After I posted this article Tuesday citing a Joon Lee report on the Dodgers supposedly not paying their fair share of TV revenue sharing, my attention was called to this Los Angeles Times article by Bill Shaikin, in which Lee’s claims are, well, basically refuted:

It also revived a strange chapter in team history, with frenzied online commentary that the signing of Tucker was made possible in large part because Major League Baseball long ago rewarded the Dodgers’ owners with preferential financial treatment that continues to this day.

Is that true?

Yes and no.

This situation stems from the Dodgers’ bankruptcy under former owner Frank McCourt and the settlement and TV deal that followed:

In a settlement with McCourt — and to avoid the risk of the judge imposing a deal less favorable to the league — MLB agreed the fair-market value of a Dodgers TV deal would be based on the very Fox deal that Selig had rejected.

Why did that matter?

That value was $84 million for the first year and would increase thereafter, with the league taking its standard 34% cut and sharing that among all its teams.
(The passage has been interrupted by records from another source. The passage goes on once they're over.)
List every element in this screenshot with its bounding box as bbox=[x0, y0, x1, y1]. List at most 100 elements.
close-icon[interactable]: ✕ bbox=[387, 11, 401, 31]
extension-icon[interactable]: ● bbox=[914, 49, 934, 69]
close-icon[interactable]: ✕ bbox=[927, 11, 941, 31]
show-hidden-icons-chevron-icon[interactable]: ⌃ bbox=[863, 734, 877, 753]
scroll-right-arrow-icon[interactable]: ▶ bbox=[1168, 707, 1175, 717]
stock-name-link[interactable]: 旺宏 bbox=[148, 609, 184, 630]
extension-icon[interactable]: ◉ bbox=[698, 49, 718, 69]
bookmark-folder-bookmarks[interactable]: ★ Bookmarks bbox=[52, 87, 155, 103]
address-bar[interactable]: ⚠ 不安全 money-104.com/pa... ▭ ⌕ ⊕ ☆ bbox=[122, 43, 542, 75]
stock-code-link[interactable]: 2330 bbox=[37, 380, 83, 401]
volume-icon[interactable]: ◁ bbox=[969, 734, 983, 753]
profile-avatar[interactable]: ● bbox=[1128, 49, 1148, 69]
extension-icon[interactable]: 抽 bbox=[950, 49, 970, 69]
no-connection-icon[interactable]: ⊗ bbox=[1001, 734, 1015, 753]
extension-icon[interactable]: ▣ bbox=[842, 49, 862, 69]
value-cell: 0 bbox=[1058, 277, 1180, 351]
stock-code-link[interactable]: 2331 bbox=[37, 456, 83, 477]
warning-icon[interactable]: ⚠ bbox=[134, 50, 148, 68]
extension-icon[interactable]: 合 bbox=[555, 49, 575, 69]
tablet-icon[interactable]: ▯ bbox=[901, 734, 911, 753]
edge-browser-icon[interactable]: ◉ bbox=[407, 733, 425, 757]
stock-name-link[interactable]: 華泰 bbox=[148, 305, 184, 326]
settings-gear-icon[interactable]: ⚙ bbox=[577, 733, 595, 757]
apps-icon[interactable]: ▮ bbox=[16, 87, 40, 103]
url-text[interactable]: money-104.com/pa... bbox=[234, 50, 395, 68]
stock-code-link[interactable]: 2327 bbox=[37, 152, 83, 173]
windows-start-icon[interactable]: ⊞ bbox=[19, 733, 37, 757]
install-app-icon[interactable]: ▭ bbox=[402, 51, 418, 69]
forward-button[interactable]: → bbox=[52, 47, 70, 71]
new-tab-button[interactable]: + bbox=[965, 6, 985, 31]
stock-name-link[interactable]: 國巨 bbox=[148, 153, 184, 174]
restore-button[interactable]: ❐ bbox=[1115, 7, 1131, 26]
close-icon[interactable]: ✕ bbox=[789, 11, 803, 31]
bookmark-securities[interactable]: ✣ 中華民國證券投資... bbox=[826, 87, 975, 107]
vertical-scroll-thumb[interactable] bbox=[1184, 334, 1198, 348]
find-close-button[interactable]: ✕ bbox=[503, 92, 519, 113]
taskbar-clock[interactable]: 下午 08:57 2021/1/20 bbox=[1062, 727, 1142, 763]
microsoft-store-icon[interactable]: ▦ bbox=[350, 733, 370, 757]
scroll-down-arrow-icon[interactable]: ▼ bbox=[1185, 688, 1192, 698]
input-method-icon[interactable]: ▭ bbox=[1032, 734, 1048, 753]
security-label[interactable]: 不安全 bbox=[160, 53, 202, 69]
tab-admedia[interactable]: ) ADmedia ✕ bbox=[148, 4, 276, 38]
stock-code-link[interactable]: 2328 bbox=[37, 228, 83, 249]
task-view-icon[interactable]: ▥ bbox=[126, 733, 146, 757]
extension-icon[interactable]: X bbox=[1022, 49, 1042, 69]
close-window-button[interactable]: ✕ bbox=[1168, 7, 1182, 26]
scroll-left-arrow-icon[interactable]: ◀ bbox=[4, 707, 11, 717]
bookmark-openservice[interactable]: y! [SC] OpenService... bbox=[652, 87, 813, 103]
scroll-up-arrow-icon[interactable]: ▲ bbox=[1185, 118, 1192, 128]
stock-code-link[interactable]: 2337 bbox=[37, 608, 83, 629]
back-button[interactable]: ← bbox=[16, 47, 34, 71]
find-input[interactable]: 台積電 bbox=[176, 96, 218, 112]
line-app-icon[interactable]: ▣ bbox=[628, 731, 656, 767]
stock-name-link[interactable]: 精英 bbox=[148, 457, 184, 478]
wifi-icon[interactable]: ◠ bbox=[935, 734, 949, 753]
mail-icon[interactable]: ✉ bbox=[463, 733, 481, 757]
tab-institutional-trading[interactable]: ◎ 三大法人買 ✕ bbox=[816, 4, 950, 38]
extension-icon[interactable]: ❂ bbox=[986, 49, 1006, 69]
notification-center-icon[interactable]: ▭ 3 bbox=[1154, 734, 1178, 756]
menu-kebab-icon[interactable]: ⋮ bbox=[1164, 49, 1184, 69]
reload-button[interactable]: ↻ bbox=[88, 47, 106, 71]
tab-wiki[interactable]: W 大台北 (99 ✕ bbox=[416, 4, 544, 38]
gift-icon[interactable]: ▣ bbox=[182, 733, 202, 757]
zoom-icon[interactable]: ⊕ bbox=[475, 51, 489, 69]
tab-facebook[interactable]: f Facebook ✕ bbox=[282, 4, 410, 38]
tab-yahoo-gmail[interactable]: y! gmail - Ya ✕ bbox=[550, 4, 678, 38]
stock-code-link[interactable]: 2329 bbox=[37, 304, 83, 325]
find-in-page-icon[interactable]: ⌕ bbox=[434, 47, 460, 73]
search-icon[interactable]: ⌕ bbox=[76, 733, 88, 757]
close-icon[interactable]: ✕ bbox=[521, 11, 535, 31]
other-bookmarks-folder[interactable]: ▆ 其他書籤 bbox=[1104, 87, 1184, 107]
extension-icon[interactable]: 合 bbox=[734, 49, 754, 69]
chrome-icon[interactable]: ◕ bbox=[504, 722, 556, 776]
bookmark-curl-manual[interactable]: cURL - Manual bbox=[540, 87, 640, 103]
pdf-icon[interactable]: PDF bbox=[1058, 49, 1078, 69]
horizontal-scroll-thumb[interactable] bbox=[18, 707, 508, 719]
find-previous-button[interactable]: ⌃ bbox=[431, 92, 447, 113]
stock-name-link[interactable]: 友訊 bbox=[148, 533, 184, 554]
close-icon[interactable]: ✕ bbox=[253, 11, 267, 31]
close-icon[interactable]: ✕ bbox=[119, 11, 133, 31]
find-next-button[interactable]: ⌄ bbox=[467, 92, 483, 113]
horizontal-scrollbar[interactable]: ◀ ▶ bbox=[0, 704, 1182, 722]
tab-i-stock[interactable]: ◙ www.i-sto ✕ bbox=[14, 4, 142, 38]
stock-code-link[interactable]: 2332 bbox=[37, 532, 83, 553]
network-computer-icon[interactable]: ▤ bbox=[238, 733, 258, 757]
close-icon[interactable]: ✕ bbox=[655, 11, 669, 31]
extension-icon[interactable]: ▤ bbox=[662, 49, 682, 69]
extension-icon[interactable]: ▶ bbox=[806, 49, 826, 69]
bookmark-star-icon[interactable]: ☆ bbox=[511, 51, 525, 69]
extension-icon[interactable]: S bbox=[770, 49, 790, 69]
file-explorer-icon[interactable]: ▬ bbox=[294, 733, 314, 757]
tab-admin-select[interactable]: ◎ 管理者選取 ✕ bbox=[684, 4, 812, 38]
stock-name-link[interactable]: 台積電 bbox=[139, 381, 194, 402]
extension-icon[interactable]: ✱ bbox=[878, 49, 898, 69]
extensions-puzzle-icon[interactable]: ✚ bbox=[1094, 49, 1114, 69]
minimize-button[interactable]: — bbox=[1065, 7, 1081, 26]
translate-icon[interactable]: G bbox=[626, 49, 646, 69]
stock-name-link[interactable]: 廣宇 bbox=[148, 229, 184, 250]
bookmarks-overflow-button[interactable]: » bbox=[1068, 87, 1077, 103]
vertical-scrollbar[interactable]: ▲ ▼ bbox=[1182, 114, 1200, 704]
But indeed, that value was not set at $84 million when all was said and done. Instead:

After negotiations, MLB and Guggenheim made a modest adjustment, setting the “fair-market value” of the Time Warner deal at about $130 million for the first year rather than $84 million. That figure is used to determine the league’s cut, which for all local TV deals has since increased from 34% to 48%.

Thus, what the Dodgers pay to MLB from this TV revenue is also increasing as the years go by, based on the increas in that “fair-market value” amount. The Dodgers’ very lucrative TV deal does go through 2039, and they are making a tremendous amount of money every year from it. That has more to do with the Dodgers’ negotiating skill and some luck, as L.A.‘s 25-year RSN deal was signed just before the RSN bubble started to burst. I’m sure you, the Cubs fan, are familiar with that because the Cubs created Marquee Sports Network just as the RSN bubble was bursting, and the Cubs aren’t getting the “wheelbarrows of cash” that President of Business Operations Crane Kenney promised. This isn’t Kenney’s fault; it’s just the way the TV marketplace has gone over the last several years.

It’s my understanding that the $130 million baseline number quoted above has increased by a small amount each year, and thus so has the revenue sharing amount the Dodgers have paid. It’s important to remember that revenue sharing of this type — from TV — is shared equally among all the MLB teams, so the Yankees (for example) get the same amount as (for example) the Brewers, unlike luxury tax payments, which are supposed to be used by lower-revenue teams for player payroll. The Dodgers paid $169 million into that pot for their 2025 payroll, which was more than the entire payrolls of 12 MLB teams for last year. Further, it doesn’t seem as if the teams receiving this money are using it for player payroll. That’s another issue entirely, one that hopefully will be dealt with in the next CBA.

There’s more on this situation in this Forbes article by Maury Brown:

MLB never gave the Dodgers a sweetheart deal. If Frank McCourt hadn’t driven the Dodgers into a court-controlled sale, this messy loophole that the Dodgers benefit from never happens. So, how much of the local media rights do the Dodgers ultimately shelter from revenue sharing over the life of the 25-year deal? It’s somewhere around $6 billion. That advantage is likely to stay with the Dodgers, even if somehow the owners were able to strongarm the players into a cap system when the latest labor deal expires on December 1st of this year.

Bottom line: It appears Joon Lee was incorrect in his report cited in Awful Announcing and that I wrote an entire article yesterday based on that. It’s not the first time I’ve been wrong and it likely won’t be the last. Hopefully, this article sets the record straight.